Ketika Shen Huang'er sedang menikmati kemenangannya, Xu Nan tiba-tiba berkata, "Kalau kakak Huang'er sudah bicara sampai seperti itu, ya sudah, dengan terpaksa aku terima saja cintamu!"
Ucapan itu hampir membuat Shen Huang'er pingsan, ia menatap Xu Nan yang tersenyum dengan mata menyipit, dalam hati heran, "Beberapa hari tak bertemu, kenapa anak ini jadi begitu berani!"
Percakapan mereka tak pelan, semua murid di sekitarnya mendengarnya jelas. Begitu Xu Nan mengucapkan kalimat terakhir, semua orang terhenyak, lalu buru-buru menyingkir, khawatir menjadi pelampiasan kemarahan Shen Huang'er.
Setelah terkejut sesaat, Shen Huang'er langsung naik pitam. Anak ini bukan hanya terang-terangan menggodanya, tapi juga berkata seolah-olah menerimanya dengan terpaksa. Ini benar-benar cari mati! Ia pun berdiri, membungkuk ke telinga Xu Nan, mengangkat alisnya dan dengan nada mengancam berbisik, "Dengan terpaksa? Hm?"
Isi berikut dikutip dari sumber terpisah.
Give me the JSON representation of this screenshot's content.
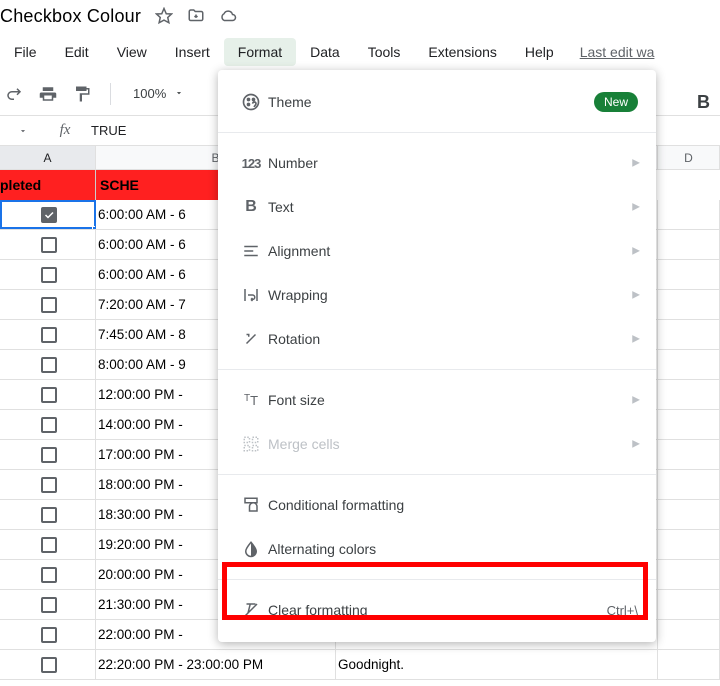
{
  "title": "Checkbox Colour",
  "menus": {
    "file": "File",
    "edit": "Edit",
    "view": "View",
    "insert": "Insert",
    "format": "Format",
    "data": "Data",
    "tools": "Tools",
    "extensions": "Extensions",
    "help": "Help",
    "last_edit": "Last edit wa"
  },
  "toolbar": {
    "zoom": "100%",
    "bold": "B"
  },
  "formula": {
    "fx": "fx",
    "value": "TRUE"
  },
  "columns": {
    "A": "A",
    "B": "B",
    "D": "D"
  },
  "header_row": {
    "A": "pleted",
    "B": "SCHE"
  },
  "rows": [
    {
      "checked": true,
      "b": "6:00:00 AM - 6"
    },
    {
      "checked": false,
      "b": "6:00:00 AM - 6"
    },
    {
      "checked": false,
      "b": "6:00:00 AM - 6"
    },
    {
      "checked": false,
      "b": "7:20:00 AM - 7"
    },
    {
      "checked": false,
      "b": "7:45:00 AM - 8"
    },
    {
      "checked": false,
      "b": "8:00:00 AM - 9"
    },
    {
      "checked": false,
      "b": "12:00:00 PM -"
    },
    {
      "checked": false,
      "b": "14:00:00 PM -"
    },
    {
      "checked": false,
      "b": "17:00:00 PM -"
    },
    {
      "checked": false,
      "b": "18:00:00 PM -"
    },
    {
      "checked": false,
      "b": "18:30:00 PM -"
    },
    {
      "checked": false,
      "b": "19:20:00 PM -"
    },
    {
      "checked": false,
      "b": "20:00:00 PM -"
    },
    {
      "checked": false,
      "b": "21:30:00 PM -"
    },
    {
      "checked": false,
      "b": "22:00:00 PM -"
    },
    {
      "checked": false,
      "b": "22:20:00 PM - 23:00:00 PM",
      "c": "Goodnight."
    }
  ],
  "dropdown": {
    "theme": "Theme",
    "new_badge": "New",
    "number": "Number",
    "text": "Text",
    "alignment": "Alignment",
    "wrapping": "Wrapping",
    "rotation": "Rotation",
    "font_size": "Font size",
    "merge": "Merge cells",
    "conditional": "Conditional formatting",
    "alternating": "Alternating colors",
    "clear": "Clear formatting",
    "clear_shortcut": "Ctrl+\\"
  }
}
"Tidak, tidak!" Xu Nan buru-buru menggeleng, namun mulutnya tak berhenti, "Kak Huang'er secantik ini, mana mungkin aku terima dengan terpaksa!"
Siapa perempuan yang tak suka dipuji cantik, apalagi Shen Huang'er yang terkenal galak dan sulit didekati, jarang sekali ada yang berani memujinya. Mendengar pujian langsung seperti itu dari Xu Nan, pipi Shen Huang'er pun memerah malu, namun segera ia sadar telah tanpa sengaja dibodohi Xu Nan.
Dengan dengusan manja, kali ini Shen Huang'er tak mau banyak bicara lagi. Ia langsung menjepit daging lembut di pinggang Xu Nan dan memelintirnya keras-keras. Terdengar jeritan kesakitan, Shen Huang'er merasa puas, menepuk-nepuk bajunya, lalu menoleh ke arah para penonton yang mematung, tersenyum, dan duduk kembali.
Sebenarnya, cubitan barusan tidak terlalu terasa bagi Xu Nan. Sejak ia mengalami kejadian aneh itu, ia mendapati rasa sakit di tubuhnya jauh berkurang. Cubitan tadi pun tak terlalu terasa. Namun demi membuat Shen Huang'er merasa telah membalaskan dendam, Xu Nan sengaja menjerit keras, dan benar saja, Shen Huang'er langsung tenang.
Setelah duduk dengan tenang, ekspresi Shen Huang'er pun berubah serius, matanya mengandung kekhawatiran. Ia berkata lirih, "Hari ini kau..."
Xu Nan membalas dengan senyum menenangkan, lalu menatap ke arah tribun Kabut Darah, di mana Xu Hao sedang memandangnya penuh kebencian. Sudut bibir Xu Nan terangkat membentuk senyum misterius, ia berbisik, "Tenang saja, aku tidak akan mati..."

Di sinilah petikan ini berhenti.